May 2020 - Double Star of the Month
Epsilon Bootis (14 44 55.44 +27 04 29.9) is one of the best-loved and most well-known of visual double stars - and one of the brightest - its components are 1.9 and 4.8 in the Gaia G band - the equivalent of Johnson V.
Its spectacular colours prompted F. G. W. Struve to call it Pulcherrima (most beautiful). It was found by William Herschel and was catalogued by him as H I 1. W. H. Smyth calls it pale orange and sea green but leaves any discussion of it out of his book Sidereal Chromatics. Apertures of 15-cm will show it well, especially if a higher magnification is used.
Gaia DR2 includes both components but does not give a parallax for the bright star. The quoted error in the parallax for B is significantly larger than normal, which may be due to the proximity of A or the fact that B is a spectroscopic binary, although it does not appear in the Ninth Spectroscopic Binary catalogue. DR2 makes the distance of B to be 219 ± 6 light-years. The pair appear to be physical with the position angle having increased about 45 degrees to 347 degrees in 2018. The distance at that epoch is 2".8 which has changed little since 1777. Assuming the orbit is circular then the period will be about 2,000 years.
The galactic equator passes through the north-east corner of Ara and close to the very young cluster NGC 6193, which in turn is just east of the HII region NGC 6188. About 1 degree ENE of NGC 6193 is the wide binocular triple star DUN 211 (16 47 28,13 -48 19 10.1).

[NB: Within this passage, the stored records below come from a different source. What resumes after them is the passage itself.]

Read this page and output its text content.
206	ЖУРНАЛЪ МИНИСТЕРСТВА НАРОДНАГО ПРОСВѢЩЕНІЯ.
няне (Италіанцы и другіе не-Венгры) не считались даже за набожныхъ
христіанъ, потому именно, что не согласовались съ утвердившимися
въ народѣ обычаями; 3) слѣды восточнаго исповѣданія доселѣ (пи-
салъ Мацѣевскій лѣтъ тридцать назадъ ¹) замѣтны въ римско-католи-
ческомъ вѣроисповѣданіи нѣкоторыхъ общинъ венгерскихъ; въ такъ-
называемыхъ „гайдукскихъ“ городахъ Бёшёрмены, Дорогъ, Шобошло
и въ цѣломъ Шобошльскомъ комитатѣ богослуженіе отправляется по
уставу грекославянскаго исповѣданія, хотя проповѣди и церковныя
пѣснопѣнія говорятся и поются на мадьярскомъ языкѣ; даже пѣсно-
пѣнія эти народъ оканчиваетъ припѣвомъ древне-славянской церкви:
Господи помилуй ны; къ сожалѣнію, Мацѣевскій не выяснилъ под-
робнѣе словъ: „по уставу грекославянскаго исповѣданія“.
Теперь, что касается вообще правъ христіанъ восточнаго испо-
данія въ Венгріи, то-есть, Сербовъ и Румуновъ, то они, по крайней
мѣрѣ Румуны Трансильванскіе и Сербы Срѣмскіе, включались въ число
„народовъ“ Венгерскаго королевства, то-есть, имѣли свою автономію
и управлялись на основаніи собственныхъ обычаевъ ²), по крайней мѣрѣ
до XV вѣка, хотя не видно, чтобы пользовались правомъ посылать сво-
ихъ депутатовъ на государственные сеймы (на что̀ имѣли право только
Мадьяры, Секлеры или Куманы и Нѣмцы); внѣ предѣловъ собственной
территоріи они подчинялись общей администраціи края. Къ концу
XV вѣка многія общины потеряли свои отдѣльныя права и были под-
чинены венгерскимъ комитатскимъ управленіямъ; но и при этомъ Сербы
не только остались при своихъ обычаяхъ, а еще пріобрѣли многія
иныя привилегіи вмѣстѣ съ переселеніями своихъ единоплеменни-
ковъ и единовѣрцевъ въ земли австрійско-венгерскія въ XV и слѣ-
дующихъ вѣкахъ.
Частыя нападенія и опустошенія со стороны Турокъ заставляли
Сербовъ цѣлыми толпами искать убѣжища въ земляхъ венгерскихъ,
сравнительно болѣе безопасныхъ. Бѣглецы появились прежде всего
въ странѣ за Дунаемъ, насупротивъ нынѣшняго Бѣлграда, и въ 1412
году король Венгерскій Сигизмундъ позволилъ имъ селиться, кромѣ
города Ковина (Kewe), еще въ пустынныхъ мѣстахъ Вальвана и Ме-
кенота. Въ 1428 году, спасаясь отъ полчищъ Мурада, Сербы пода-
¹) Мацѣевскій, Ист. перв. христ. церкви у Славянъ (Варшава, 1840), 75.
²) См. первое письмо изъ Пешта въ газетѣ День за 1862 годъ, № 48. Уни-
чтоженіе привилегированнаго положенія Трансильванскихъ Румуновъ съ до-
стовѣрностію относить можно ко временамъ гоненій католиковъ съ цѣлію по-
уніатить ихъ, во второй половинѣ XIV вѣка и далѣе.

The brightest pairing (AB) is stars of magnitude 6.5 and 8.1 in the G band of Gaia. The primary is clearly a red star and is a bright M giant whereas the companion 106" distant in PA 125 degrees is early F. The third obvious component can be found at 144 degrees and 130" and has G = 8.1. However, 10-cm aperture should be sufficient to show the close companion to C found by John Herschel at the Cape (HJ 4885). D is 3".8 away in PA 239 degrees, and both C and D have similar parallaxes and proper motions. Gaia DR2 puts them at around 440 light-years. Star B is unconnected and star A is much more distant than its companions.